Осенью того же 1855 года, совершив плавание в Петропавловск и Николаевск, «Хеда» возвратилась в Симоду. По случаю заключения первого договора с Японией эта шхуна и 52 пушки, снятые с фрегата «Диана», были переданы в дар японскому правительству. Построенная русскими моряками «Хеда», таким образом, явилась первым японским морским кораблем. В том же году японцы заложили целую флотилию точно таких же шхун…

Полузабытую историю эту мне удалось вычитать только в старых книгах. Однако такого рода дела предков наших забывать не следует. Вот почему я счел необходимым привести здесь несколько поучительных цитат. Роль этой истории значительна и теперь, когда японское судостроение поднялось так высоко: она свидетельствует о великой пользе добрососедства. Примером такой пользы было также и столпотворение (другого слова не подберешь) японских судов в порту Маго, пришедших за русским лесом.

Проплыли назад и исчезли огни на рейде этого лесного экспортера. Почернело небо над Амуром, и Амур тоже потемнел. Усилился ветер, понес дождевую пыль. Погода стала такой, при которой только бы спать. Но скоро в темноте должны были показаться огни Николаевска-на-Амуре, и оживившиеся пассажиры тащили ближе к трапу узлы и чемоданы.

Мне в отличие от них было грустно и неспокойно. Грустно — от того, что никто не ждал меня в Николаевске, а неспокойно — от неизвестности. Всякий приезжающий в чужой город испытывает это чувство, ибо перед каждым стоит вопрос вопросов: как устроиться в гостинице? Днем бы еще ничего, побегал бы, похлопотал перед разными начальниками и добился. А как быть в такую поздноту?

Поразмыслив, я воскликнул «Эврика!» и отправился к капитану.

— Теплоход прибывает в Николаевск в десять вечера? А отправляется вниз по Амуру только в одиннадцать утра?

— Правильно, — подтвердил капитан.

— Так чего я буду ходить по ночному городу, искать гостиницу, когда могу спокойно выспаться в своей каюте?..

Поговорить нам не удалось. Открылся Николаевск, и капитан ушел на свой «боевой пост», то есть на мостик: на всех морях и реках швартовка в порту назначения — прерогатива и долг капитанов.

Отшумела суета причаливания и высадки. Пассажиры как-то неожиданно быстро разошлись, разъехались, исчезли, и затих теплоход, опустела площадь перед дебаркадером.
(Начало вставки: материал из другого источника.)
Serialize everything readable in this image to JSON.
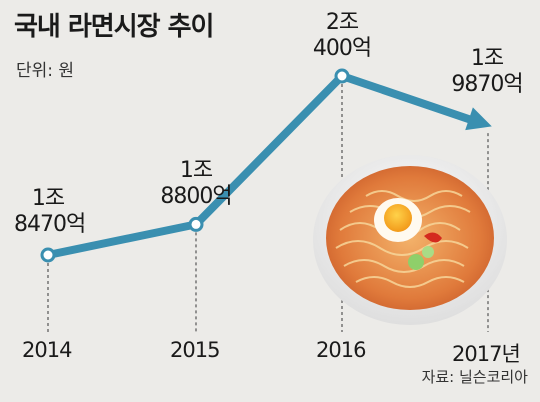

И снова стало слышно, как шумит ветер.

Немного обеспокоенный тем, что капитан так и не сказал своего окончательного «да» насчет ночевки на теплоходе, я все же отправился смотреть город.
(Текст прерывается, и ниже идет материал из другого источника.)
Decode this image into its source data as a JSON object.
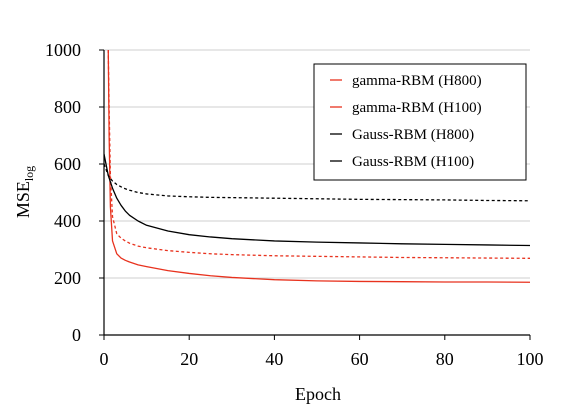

Страшная ночь бесновалась над Николаевском. Чернильное небо, казалось, совсем придавило землю. Деревья бились о мокрые крыши со смаком банных веников. Деревья заламывали ветви, не в силах противостоять ветру. Тусклые блики метались по черным, словно залитым нефтью, тротуарам. И посреди всего этого, вернее, над всем этим стоял на пьедестале уверенный Невельской с непокрытой головой, смотрел куда-то за Амур. Что он там видел? Наверное, будущее, которое, особенно с пьедестала, всегда кажется солнечным, какая бы непогода ни билась в настоящем.

Я вернулся на теплоход к капитану и взмолился:

— Так пустите же переночевать. Все равно ведь стоите.
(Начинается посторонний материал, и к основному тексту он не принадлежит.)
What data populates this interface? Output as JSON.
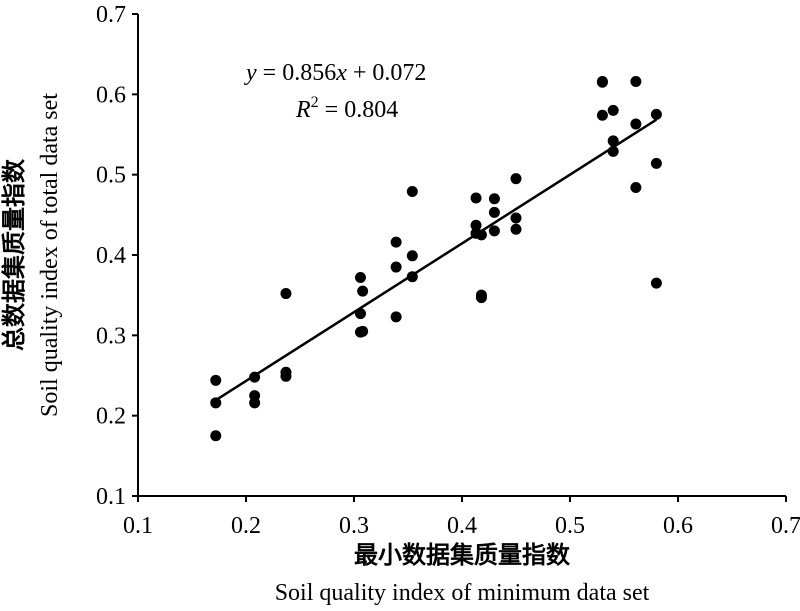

Капитан был добрый. Капитаны всегда бывают добрыми после того, как отдан якорь в порту назначения…

Утром меня разбудил шум самолета. «Какой может быть самолет в такую погоду?!» — подумал я сквозь сон, не имея никакого желания вылезать из-под одеяла. Но уже не мог уснуть. Поднялся, опустил жалюзи на окне и увидел синее небо в редких лохмотьях туч, ослепительно зеленые под солнцем крутые склоны сопок на том берегу Амура.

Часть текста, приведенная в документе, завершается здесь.